1 Leg uit dat een principaal-agentprobleem tussen de overheid en Trains kan optreden, en leg uit hoe de overeenkomst dit probleem vermindert.

Een principaal-agent probleem kent 3 elementen:

  • wie is principaal, wie agent
  • (deels) strijdige doelen
  • asymmetrische informatie

De minister van Verkeer hoort veel klachten over de kwaliteit van het treinvervoer. Uit tabel 1 blijkt dat de treinen tijdens de spits steeds overvol zijn en reizigers dan moeten staan. De minister wil dat daar iets aan gebeurt.

tabel 1  bezettingsgraad gedurende de dag van vervoersmaatschappij Trains

spitsuren daluren spitsuren daluren
06:00 uur tot
10:00 uur
10:00 uur tot
16:00 uur
16:00 uur tot
19:00 uur
na 19:00 uur
109%* 45% 109%* 30%

*Er zijn gemiddeld 9% meer reizigers dan er zitplaatsen beschikbaar zijn.

De directie van Trains buigt zich over de kritiek. Een directielid stelt voor om reizen tijdens de spitsuren 10% duurder te maken en reizen tijdens de daluren 10% goedkoper: “Reizigers zullen voor hun reis steeds meer de spits mijden en voor de daluren kiezen, waardoor de overbezetting tijdens de spitsuren vermindert. Bovendien is tijdens de daluren extra afzet te verwachten door een toeloop van extra reizigers.” De minister betwijfelt of dit voorstel het probleem kan oplossen: “Berekening op basis van prijselasticiteiten (tabel 2) laat zien dat er bij dit prijsvoorstel sprake blijft van overbezetting tijdens de spits.”

tabel 2  prijselasticiteiten van de vraag naar treinreizen

prijselasticiteit van de vraag naar reizen tijdens spitsuren kruislingse prijselasticiteit van de vraag naar reizen tijdens spitsuren als reactie op de prijs van reizen tijdens daluren
– 0,2 +0,3
2 Bereken aan de hand van tabel 2 de bezettingsgraad tijdens de spits als gevolg van het prijsvoorstel.

Beide elasticiteiten beschrijven hoeveel procent de vraag in de spits verandert als gevolg van de respectievelijke prijsveranderingen.
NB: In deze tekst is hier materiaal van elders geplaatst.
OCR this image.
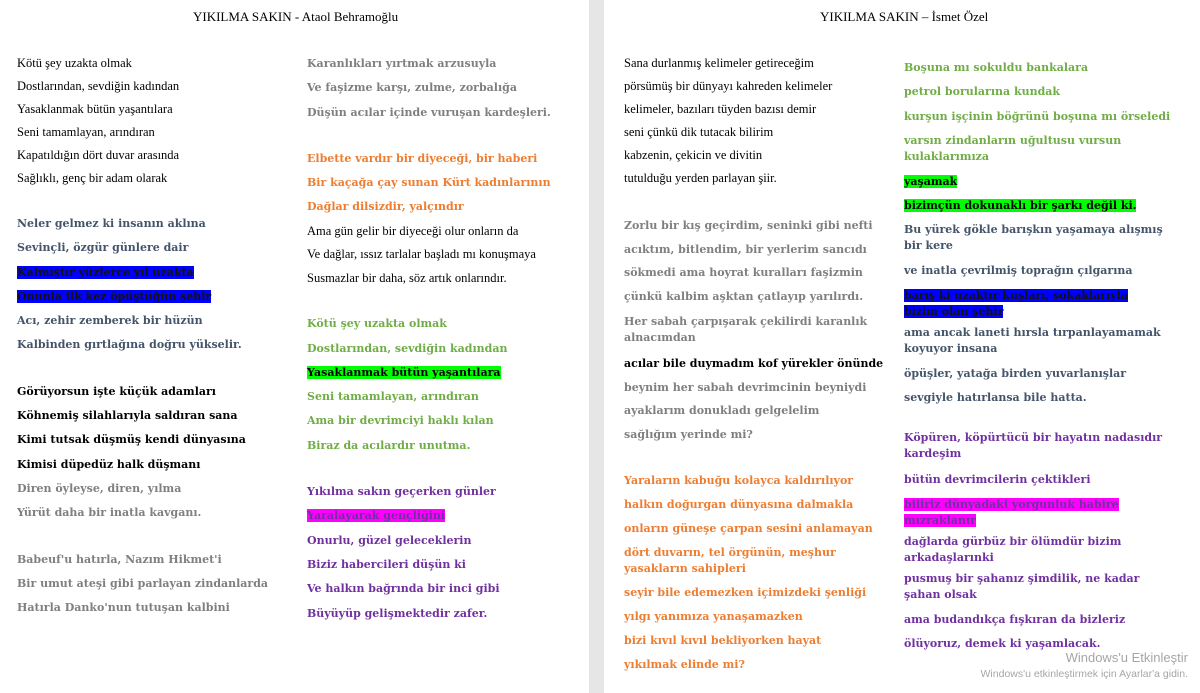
YIKILMA SAKIN - Ataol Behramoğlu

Kötü şey uzakta olmak

Dostlarından, sevdiğin kadından

Yasaklanmak bütün yaşantılara

Seni tamamlayan, arındıran

Kapatıldığın dört duvar arasında

Sağlıklı, genç bir adam olarak

Neler gelmez ki insanın aklına

Sevinçli, özgür günlere dair

Kalmıştır yüzlerce yıl uzakta

Onunla ilk kez öpüştüğün şehir

Acı, zehir zemberek bir hüzün

Kalbinden gırtlağına doğru yükselir.

Görüyorsun işte küçük adamları

Köhnemiş silahlarıyla saldıran sana

Kimi tutsak düşmüş kendi dünyasına

Kimisi düpedüz halk düşmanı

Diren öyleyse, diren, yılma

Yürüt daha bir inatla kavganı.

Babeuf'u hatırla, Nazım Hikmet'i

Bir umut ateşi gibi parlayan zindanlarda

Hatırla Danko'nun tutuşan kalbini

Karanlıkları yırtmak arzusuyla

Ve faşizme karşı, zulme, zorbalığa

Düşün acılar içinde vuruşan kardeşleri.

Elbette vardır bir diyeceği, bir haberi

Bir kaçağa çay sunan Kürt kadınlarının

Dağlar dilsizdir, yalçındır

Ama gün gelir bir diyeceği olur onların da

Ve dağlar, ıssız tarlalar başladı mı konuşmaya

Susmazlar bir daha, söz artık onlarındır.

Kötü şey uzakta olmak

Dostlarından, sevdiğin kadından

Yasaklanmak bütün yaşantılara

Seni tamamlayan, arındıran

Ama bir devrimciyi haklı kılan

Biraz da acılardır unutma.

Yıkılma sakın geçerken günler

Yaralayarak gençliğini

Onurlu, güzel geleceklerin

Biziz habercileri düşün ki

Ve halkın bağrında bir inci gibi

Büyüyüp gelişmektedir zafer.

YIKILMA SAKIN – İsmet Özel

Sana durlanmış kelimeler getireceğim

pörsümüş bir dünyayı kahreden kelimeler

kelimeler, bazıları tüyden bazısı demir

seni çünkü dik tutacak bilirim

kabzenin, çekicin ve divitin

tutulduğu yerden parlayan şiir.

Zorlu bir kış geçirdim, seninki gibi nefti

acıktım, bitlendim, bir yerlerim sancıdı

sökmedi ama hoyrat kuralları faşizmin

çünkü kalbim aşktan çatlayıp yarılırdı.

Her sabah çarpışarak çekilirdi karanlık alnacımdan

acılar bile duymadım kof yürekler önünde

beynim her sabah devrimcinin beyniydi

ayaklarım donukladı gelgelelim

sağlığım yerinde mi?

Yaraların kabuğu kolayca kaldırılıyor

halkın doğurgan dünyasına dalmakla

onların güneşe çarpan sesini anlamayan

dört duvarın, tel örgünün, meşhur yasakların sahipleri

seyir bile edemezken içimizdeki şenliği

yılgı yanımıza yanaşamazken

bizi kıvıl kıvıl bekliyorken hayat

yıkılmak elinde mi?

Boşuna mı sokuldu bankalara

petrol borularına kundak

kurşun işçinin böğrünü boşuna mı örseledi

varsın zindanların uğultusu vursun kulaklarımıza

yaşamak

bizimçün dokunaklı bir şarkı değil ki.

Bu yürek gökle barışkın yaşamaya alışmış bir kere

ve inatla çevrilmiş toprağın çılgarına

barış ki uzaktır kuşları, sokaklarıyla bizim olan şehir

ama ancak laneti hırsla tırpanlayamamak koyuyor insana

öpüşler, yatağa birden yuvarlanışlar

sevgiyle hatırlansa bile hatta.

Köpüren, köpürtücü bir hayatın nadasıdır kardeşim

bütün devrimcilerin çektikleri

biliriz dünyadaki yorgunluk habire mızraklanır

dağlarda gürbüz bir ölümdür bizim arkadaşlarınki

pusmuş bir şahanız şimdilik, ne kadar şahan olsak

ama budandıkça fışkıran da bizleriz

ölüyoruz, demek ki yaşamlacak.

Windows'u Etkinleştir
Windows'u etkinleştirmek için Ayarlar'a gidin.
De directeur van Trains verwacht dat met het prijsvoorstel de totale kosten ongeveer gelijk blijven en de kosten per reiziger dalen.
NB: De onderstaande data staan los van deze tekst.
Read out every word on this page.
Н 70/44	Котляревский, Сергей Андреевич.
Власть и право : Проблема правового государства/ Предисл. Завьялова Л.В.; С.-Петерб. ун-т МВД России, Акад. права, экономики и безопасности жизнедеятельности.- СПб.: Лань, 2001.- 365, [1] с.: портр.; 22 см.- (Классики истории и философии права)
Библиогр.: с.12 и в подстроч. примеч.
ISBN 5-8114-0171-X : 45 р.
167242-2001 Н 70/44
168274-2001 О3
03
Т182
3 Verklaar deze verwachting.

Treinvervoer kent in belangrijke mate constante kosten.

De Vereniging voor Beter Openbaar Vervoer vindt dat de belangen van consumenten worden geschaad door een verhoging van de tarieven voor het reizen tijdens de spits.
Een woordvoerder van Trains antwoordt:
“Vooral voor recreatieve gebruikers van het spoor kan dit prijsvoorstel het consumentensurplus juist laten toenemen.”
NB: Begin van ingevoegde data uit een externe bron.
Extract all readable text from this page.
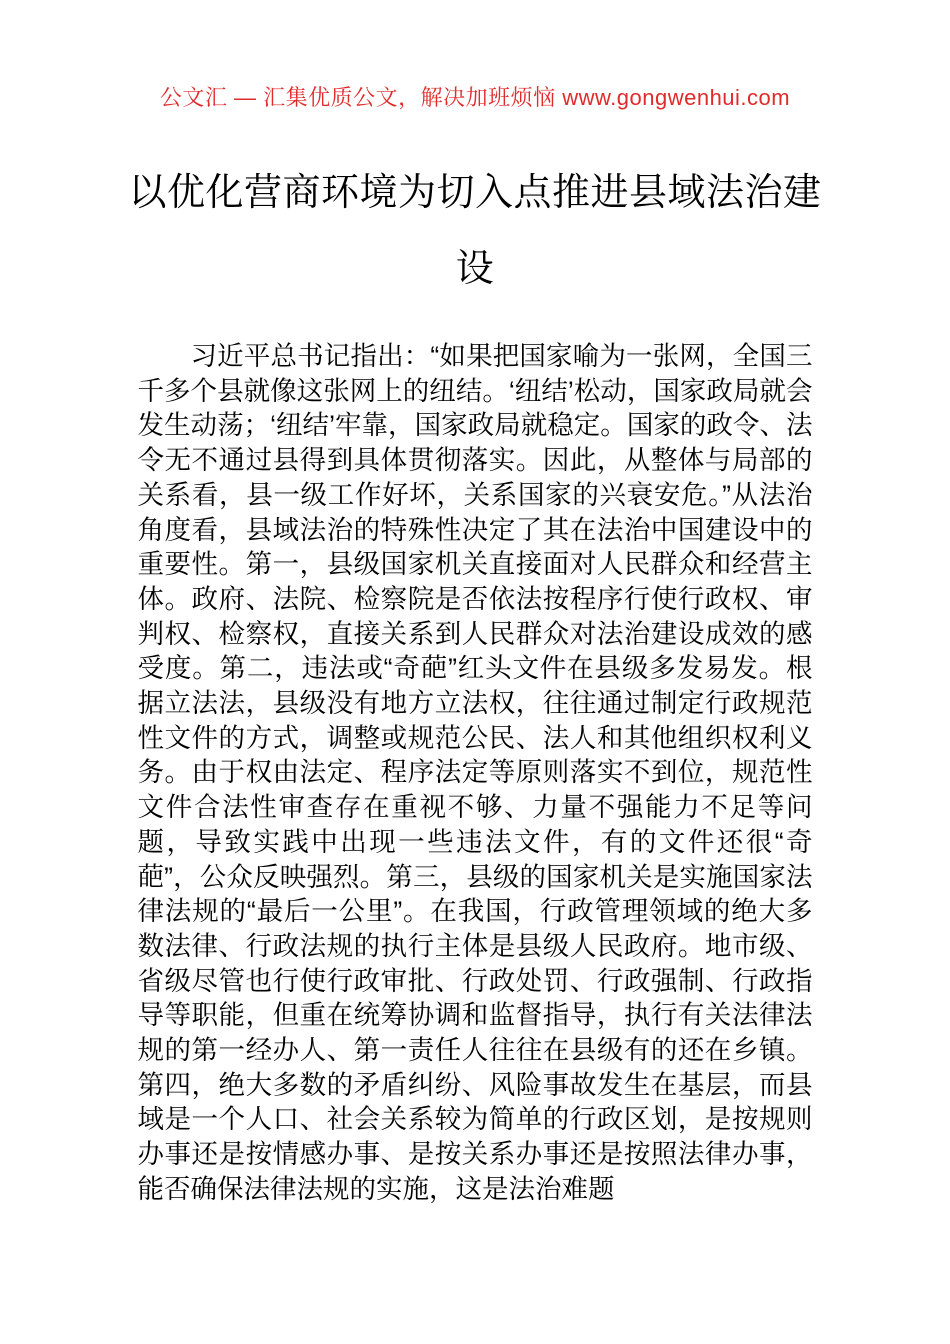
公文汇 — 汇集优质公文，解决加班烦恼 www.gongwenhui.com
以优化营商环境为切入点推进县域法治建设

习近平总书记指出：“如果把国家喻为一张网，全国三千多个县就像这张网上的纽结。‘纽结’松动，国家政局就会发生动荡；‘纽结’牢靠，国家政局就稳定。国家的政令、法令无不通过县得到具体贯彻落实。因此，从整体与局部的关系看，县一级工作好坏，关系国家的兴衰安危。”从法治角度看，县域法治的特殊性决定了其在法治中国建设中的重要性。第一，县级国家机关直接面对人民群众和经营主体。政府、法院、检察院是否依法按程序行使行政权、审判权、检察权，直接关系到人民群众对法治建设成效的感受度。第二，违法或“奇葩”红头文件在县级多发易发。根据立法法，县级没有地方立法权，往往通过制定行政规范性文件的方式，调整或规范公民、法人和其他组织权利义务。由于权由法定、程序法定等原则落实不到位，规范性文件合法性审查存在重视不够、力量不强能力不足等问题，导致实践中出现一些违法文件，有的文件还很“奇葩”，公众反映强烈。第三，县级的国家机关是实施国家法律法规的“最后一公里”。在我国，行政管理领域的绝大多数法律、行政法规的执行主体是县级人民政府。地市级、省级尽管也行使行政审批、行政处罚、行政强制、行政指导等职能，但重在统筹协调和监督指导，执行有关法律法规的第一经办人、第一责任人往往在县级有的还在乡镇。第四，绝大多数的矛盾纠纷、风险事故发生在基层，而县域是一个人口、社会关系较为简单的行政区划，是按规则办事还是按情感办事、是按关系办事还是按照法律办事，能否确保法律法规的实施，这是法治难题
4 Verklaar de stelling van de woordvoerder.

Alleen werkenden zijn “verplicht” om in de spits te reizen.

1

Een voorbeeld van een juiste uitleg is:

  • De overheid (principaal) en Trains (agent) hebben naar verwachting verschillende doelstellingen: Trains zal meer gericht zijn op het behalen van winst, terwijl de overheid vooral de belangen van de reizigers op het oog heeft
  • De overheid heeft beperkt zicht op de kosten en opbrengsten van Trains. Er is sprake van informatie-asymmetrie
  • Deze situatie wordt (gedeeltelijk) opgeheven door de genoemde overeenkomst doordat de overheid (deels) over dezelfde informatie beschikt als Trains
2

Een voorbeeld van een juiste berekening is:

  • Bij de stijging van het tarief in de spits met 10% daalt de gevraagde hoeveelheid in de spits met 2% (doordat Ev = − 0,2) 1
  • Bij daling van het tarief in de daluren met 10% daalt de gevraagde hoeveelheid in de spits met 3% (doordat Ek = + 0,3) 1
  • De bezettingsgraad wordt:
    109 × 0,98 × 0,97 = 103,62
    of
    109 × 0,95 = 103,55
3

Een voorbeeld van een juiste verklaring is:

  • Een toenemend aantal reizigers (in de daluren) zal nauwelijks tot meer totale kosten leiden, omdat de toename gerealiseerd kan worden binnen de reeds bestaande capaciteit (met enkel een hogere bezettingsgraad)
  • De gemiddelde totale kosten zullen afnemen, omdat de totale constante kosten over meer treinreizigers verdeeld kunnen worden
4

Voorbeelden van een juiste verklaring zijn:

  • Recreatieve gebruikers die tot dusver onvoldoende betalingsbereidheid hadden om met het openbaar vervoer te reizen, kunnen met het lage tarief voor de daluren hier nu wel voor kiezen. (Dit leidt tot toename van het consumentensurplus voor deze groep)
  • Door verlaging van de (dal)prijs wordt het verschil tussen de betalingsbereidheid van consumenten en de (dal)prijs groter, en neemt het consumentensurplus toe voor de gebruikers van het (dal)tarief.